A Separate Place - by Charles Jones
Did you know there is a book about La Honda with old photos from the 1970's and published by the Sierra Club? You may recognize some of the characters mentioned in it or others artfully photographed by Susan Friedman. A great photo, for example, of Limey Kaye is on page 82 (also see Bill Underwood's "putting you in the Limey Light" page for more photos of Limey - http://www.geocities.com/SunsetStrip/4495/limeylight.html )
The jacket cover of the book says, "It is a place people feel in their bones, La Honda - a place made special by the precarious balance existing between the land and the people…Jones offers a portrait of a town as a living community. He gives us old Gus, who embodies the spirit of La Honda, living easily, for whom the distant past and the new day are equally exciting. He gives us Mac and Grace, founders of the Boots and Saddle tavern, made famous by the Merry Pranksters.
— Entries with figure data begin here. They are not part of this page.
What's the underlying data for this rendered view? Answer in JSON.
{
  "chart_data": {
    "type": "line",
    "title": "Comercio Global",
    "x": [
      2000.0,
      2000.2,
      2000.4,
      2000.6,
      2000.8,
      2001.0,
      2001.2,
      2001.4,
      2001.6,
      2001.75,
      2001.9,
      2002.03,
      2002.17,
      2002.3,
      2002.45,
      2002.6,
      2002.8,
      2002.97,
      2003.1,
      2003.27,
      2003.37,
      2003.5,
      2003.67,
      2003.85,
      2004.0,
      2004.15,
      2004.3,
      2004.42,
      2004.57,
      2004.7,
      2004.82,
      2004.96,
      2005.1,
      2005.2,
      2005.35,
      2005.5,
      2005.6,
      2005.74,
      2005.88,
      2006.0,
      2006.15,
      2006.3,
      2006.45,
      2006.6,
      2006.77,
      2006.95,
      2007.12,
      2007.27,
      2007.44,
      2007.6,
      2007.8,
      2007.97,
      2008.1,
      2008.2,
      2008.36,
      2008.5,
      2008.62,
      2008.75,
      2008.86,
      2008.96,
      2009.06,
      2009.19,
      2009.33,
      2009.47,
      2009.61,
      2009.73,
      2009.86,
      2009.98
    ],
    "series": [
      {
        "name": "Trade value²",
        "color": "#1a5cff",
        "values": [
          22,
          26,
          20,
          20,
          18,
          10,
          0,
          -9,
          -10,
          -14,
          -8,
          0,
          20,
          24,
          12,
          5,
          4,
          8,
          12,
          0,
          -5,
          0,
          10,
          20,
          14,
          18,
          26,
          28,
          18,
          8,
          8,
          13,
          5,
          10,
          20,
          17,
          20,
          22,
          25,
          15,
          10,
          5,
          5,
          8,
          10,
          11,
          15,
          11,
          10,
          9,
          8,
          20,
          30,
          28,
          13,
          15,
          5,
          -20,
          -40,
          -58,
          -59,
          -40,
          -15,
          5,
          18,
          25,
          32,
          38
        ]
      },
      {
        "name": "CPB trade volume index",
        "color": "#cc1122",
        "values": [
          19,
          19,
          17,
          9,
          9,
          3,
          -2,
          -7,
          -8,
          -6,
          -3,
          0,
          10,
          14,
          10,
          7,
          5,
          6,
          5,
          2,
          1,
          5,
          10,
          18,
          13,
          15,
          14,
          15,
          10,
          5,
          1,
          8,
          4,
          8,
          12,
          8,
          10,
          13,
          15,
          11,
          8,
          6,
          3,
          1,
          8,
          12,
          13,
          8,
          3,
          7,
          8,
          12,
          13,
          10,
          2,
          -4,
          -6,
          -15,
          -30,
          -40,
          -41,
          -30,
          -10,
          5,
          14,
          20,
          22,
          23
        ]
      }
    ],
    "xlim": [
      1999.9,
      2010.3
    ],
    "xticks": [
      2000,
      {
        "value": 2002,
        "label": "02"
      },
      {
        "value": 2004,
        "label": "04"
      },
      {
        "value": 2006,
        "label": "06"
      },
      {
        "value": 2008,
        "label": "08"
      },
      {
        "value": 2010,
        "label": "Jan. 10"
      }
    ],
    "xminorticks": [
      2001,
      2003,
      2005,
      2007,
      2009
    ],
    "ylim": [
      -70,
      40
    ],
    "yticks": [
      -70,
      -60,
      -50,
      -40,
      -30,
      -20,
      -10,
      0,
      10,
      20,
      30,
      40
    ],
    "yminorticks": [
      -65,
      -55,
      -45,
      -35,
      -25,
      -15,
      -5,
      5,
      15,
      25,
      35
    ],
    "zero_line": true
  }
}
And he gives us the soul of the town, all as if he were revealing, like a lover, the secrets of his self.
Jone's La Honda is a place joining the old traditions to new values without destroying either. But while La Honda is a separate place by virtue of this fact, the town is only 50 miles from the heart of San Francisco…Only a hard and frenzied fight by La Hondians prevented construction of a dam which would have undoubtedly fulfilled the conditions: given a projected population of 160,000 in the year 2080…And perhaps the most ominous of the signs is the violence, trouble imported into town on La Honda carnival days, which attracted people who understood nothing of La Honda's life, and who destroyed a life.
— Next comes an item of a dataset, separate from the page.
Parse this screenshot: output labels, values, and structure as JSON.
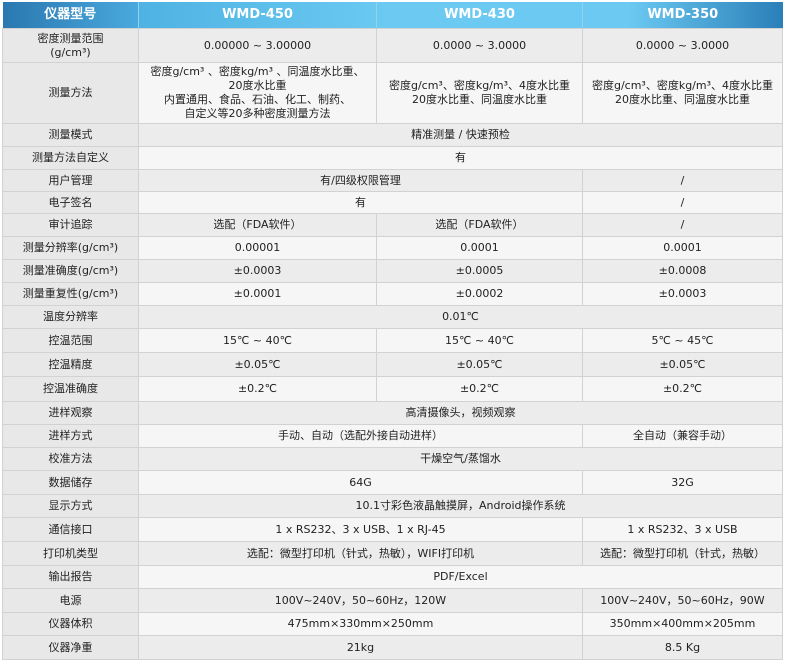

Jones is saddened by this tragedy and by all it portends. Therefore, he takes a chance of opening La Honda to the world, of inviting outsiders to know the town, for in this knowledge lies La Honda's only chance for all places like it. For Jones feels, if more people can be made to understand its separateness, then perhaps it can survive."
Unfortunately this book was published in 1974 and is no longer in print. Jones was a longtime resident of La Honda when he wrote this book, and he was able to poetically capture the soul of the town. It presents La Honda as a very special place - which, of course, it still is.